Greek bailout program review hits snag

Greece: Debt inspectors delay meeting with PM after talks stall on tax arrears, state jobs

ATHENS, Greece (AP) -- Inspectors from Greece's rescue lenders delayed a meeting with the prime minister which had been scheduled for Tuesday after talks stalled over tax collection difficulties and promised reductions in public sector staff.

The talks between Prime Minister Antonis Samaras and the inspectors from the European Union, European Central Bank and International Monetary Fund — known as the Troika — were postponed by one day until Wednesday, following hours of negotiations involving members of his Cabinet.

"We are working to finalize as many issues as we can ... I don't think we'll get to all of them," Finance Minister Yannis Stournaras said.

Officials in the conservative-led government had aimed at resolving differences with the Troika ahead of a meeting of European Union leaders in Brussels on Thursday and Friday.

Greece is due to receive its next bailout loan installment of €2.8 billion ($3.65 billion) later this month, but Finance Ministry officials say deficit-reduction talks have been held up by creditors' demands for faster implementation of programs for public sector staff cuts and tax arrears payments.

The country has been surviving on rescue loans for nearly three years and is struggling to collect additional taxes levied on the recession-hit population as part of austerity measures imposed in return for the bailout money.

Debt inspectors are also pressing Greece to speed up its privatization program.

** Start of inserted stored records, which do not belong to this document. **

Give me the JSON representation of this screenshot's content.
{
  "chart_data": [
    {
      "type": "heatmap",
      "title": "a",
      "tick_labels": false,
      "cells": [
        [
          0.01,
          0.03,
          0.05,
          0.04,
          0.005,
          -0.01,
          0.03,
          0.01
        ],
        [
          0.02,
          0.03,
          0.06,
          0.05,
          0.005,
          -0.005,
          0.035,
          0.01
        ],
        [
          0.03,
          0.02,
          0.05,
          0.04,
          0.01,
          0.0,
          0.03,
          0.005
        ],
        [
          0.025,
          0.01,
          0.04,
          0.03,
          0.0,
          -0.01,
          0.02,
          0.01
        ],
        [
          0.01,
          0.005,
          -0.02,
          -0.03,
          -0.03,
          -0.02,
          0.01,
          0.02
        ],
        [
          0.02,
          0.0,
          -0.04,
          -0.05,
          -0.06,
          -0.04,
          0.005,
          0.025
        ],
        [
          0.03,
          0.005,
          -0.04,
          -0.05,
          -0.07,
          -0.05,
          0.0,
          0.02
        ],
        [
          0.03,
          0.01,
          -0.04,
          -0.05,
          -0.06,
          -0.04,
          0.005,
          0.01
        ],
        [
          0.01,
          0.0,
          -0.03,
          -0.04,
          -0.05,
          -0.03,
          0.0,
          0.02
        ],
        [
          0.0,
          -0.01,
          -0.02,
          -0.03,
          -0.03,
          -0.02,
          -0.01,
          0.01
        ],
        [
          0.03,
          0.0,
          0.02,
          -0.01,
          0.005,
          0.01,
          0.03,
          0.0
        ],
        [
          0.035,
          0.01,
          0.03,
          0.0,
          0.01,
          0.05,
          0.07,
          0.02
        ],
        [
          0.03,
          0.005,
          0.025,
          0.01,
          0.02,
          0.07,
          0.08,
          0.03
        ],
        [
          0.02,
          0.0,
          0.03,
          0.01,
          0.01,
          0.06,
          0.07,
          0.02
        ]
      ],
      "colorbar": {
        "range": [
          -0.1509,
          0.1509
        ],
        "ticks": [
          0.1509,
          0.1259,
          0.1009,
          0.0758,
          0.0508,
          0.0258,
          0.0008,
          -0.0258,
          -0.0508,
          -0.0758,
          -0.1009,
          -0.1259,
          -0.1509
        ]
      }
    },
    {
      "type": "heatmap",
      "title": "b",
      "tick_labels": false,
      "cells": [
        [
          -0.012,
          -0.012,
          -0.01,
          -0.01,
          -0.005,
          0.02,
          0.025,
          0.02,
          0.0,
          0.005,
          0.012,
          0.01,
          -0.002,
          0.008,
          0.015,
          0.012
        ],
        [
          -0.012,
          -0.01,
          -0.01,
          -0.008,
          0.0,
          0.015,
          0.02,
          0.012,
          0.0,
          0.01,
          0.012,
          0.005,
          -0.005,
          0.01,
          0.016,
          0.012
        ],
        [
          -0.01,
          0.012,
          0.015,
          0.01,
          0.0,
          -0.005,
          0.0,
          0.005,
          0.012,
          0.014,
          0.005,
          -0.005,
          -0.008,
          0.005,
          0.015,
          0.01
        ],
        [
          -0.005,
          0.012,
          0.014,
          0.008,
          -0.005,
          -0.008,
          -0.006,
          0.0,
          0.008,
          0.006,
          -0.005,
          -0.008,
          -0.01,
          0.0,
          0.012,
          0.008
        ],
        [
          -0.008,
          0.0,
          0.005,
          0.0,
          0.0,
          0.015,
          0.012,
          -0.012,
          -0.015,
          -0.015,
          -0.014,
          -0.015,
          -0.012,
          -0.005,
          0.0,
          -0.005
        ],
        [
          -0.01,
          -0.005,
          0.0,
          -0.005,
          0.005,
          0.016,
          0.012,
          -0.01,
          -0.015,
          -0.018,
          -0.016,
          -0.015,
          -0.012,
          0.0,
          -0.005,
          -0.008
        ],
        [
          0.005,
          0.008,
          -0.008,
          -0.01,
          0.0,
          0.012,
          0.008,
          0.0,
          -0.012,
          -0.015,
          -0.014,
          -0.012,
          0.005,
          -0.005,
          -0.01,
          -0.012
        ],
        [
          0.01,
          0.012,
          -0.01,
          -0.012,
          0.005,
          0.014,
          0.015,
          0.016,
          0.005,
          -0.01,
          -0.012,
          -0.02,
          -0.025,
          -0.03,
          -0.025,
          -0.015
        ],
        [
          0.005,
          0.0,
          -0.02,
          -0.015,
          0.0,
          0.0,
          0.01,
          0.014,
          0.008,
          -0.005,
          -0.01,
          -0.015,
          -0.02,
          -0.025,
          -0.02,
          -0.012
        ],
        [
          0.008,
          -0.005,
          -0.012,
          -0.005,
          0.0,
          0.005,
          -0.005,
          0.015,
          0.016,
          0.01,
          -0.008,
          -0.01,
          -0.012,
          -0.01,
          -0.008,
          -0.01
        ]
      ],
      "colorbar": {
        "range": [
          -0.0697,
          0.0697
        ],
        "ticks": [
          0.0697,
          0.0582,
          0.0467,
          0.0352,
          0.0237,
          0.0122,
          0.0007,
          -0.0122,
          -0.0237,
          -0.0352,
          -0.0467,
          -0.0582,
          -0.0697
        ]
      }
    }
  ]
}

Prime Minister Samaras met Tuesday with Alexei Miller, chief executive of Russia's state-run natural gas giant Gazprom, one of the companies short listed in the planned privatization of Greece's Public Gas Corporation, or DEPA.

Other contenders include Azerbaijan's state energy company Socar and Russia's private Sintex.

Meanwhile, around 3,000 protesters marched in central Athens against plans to develop a gold mine on the Halkidiki peninsula, a popular holiday destination in northern Greece. The protesters chanted "we want forests, not a golden tomb," and marched to parliament in the peaceful demonstration.

Eldorado Gold Corp., based in Vancouver, Canada, has been granted the rights to the gold mine and plans to begin digging soon.

The country's main opposition party, the left-wing Syriza, has sided with the protesters.

"We do not oppose growth, but we are opposed to these pirate investments that seek to loot the environment of natural resources," Syriza leader Alexis Tsipras said.

"The politicians who bankrupted this country ... are working with those who want to plunder its great mineral wealth and leave an environmental wasteland behind."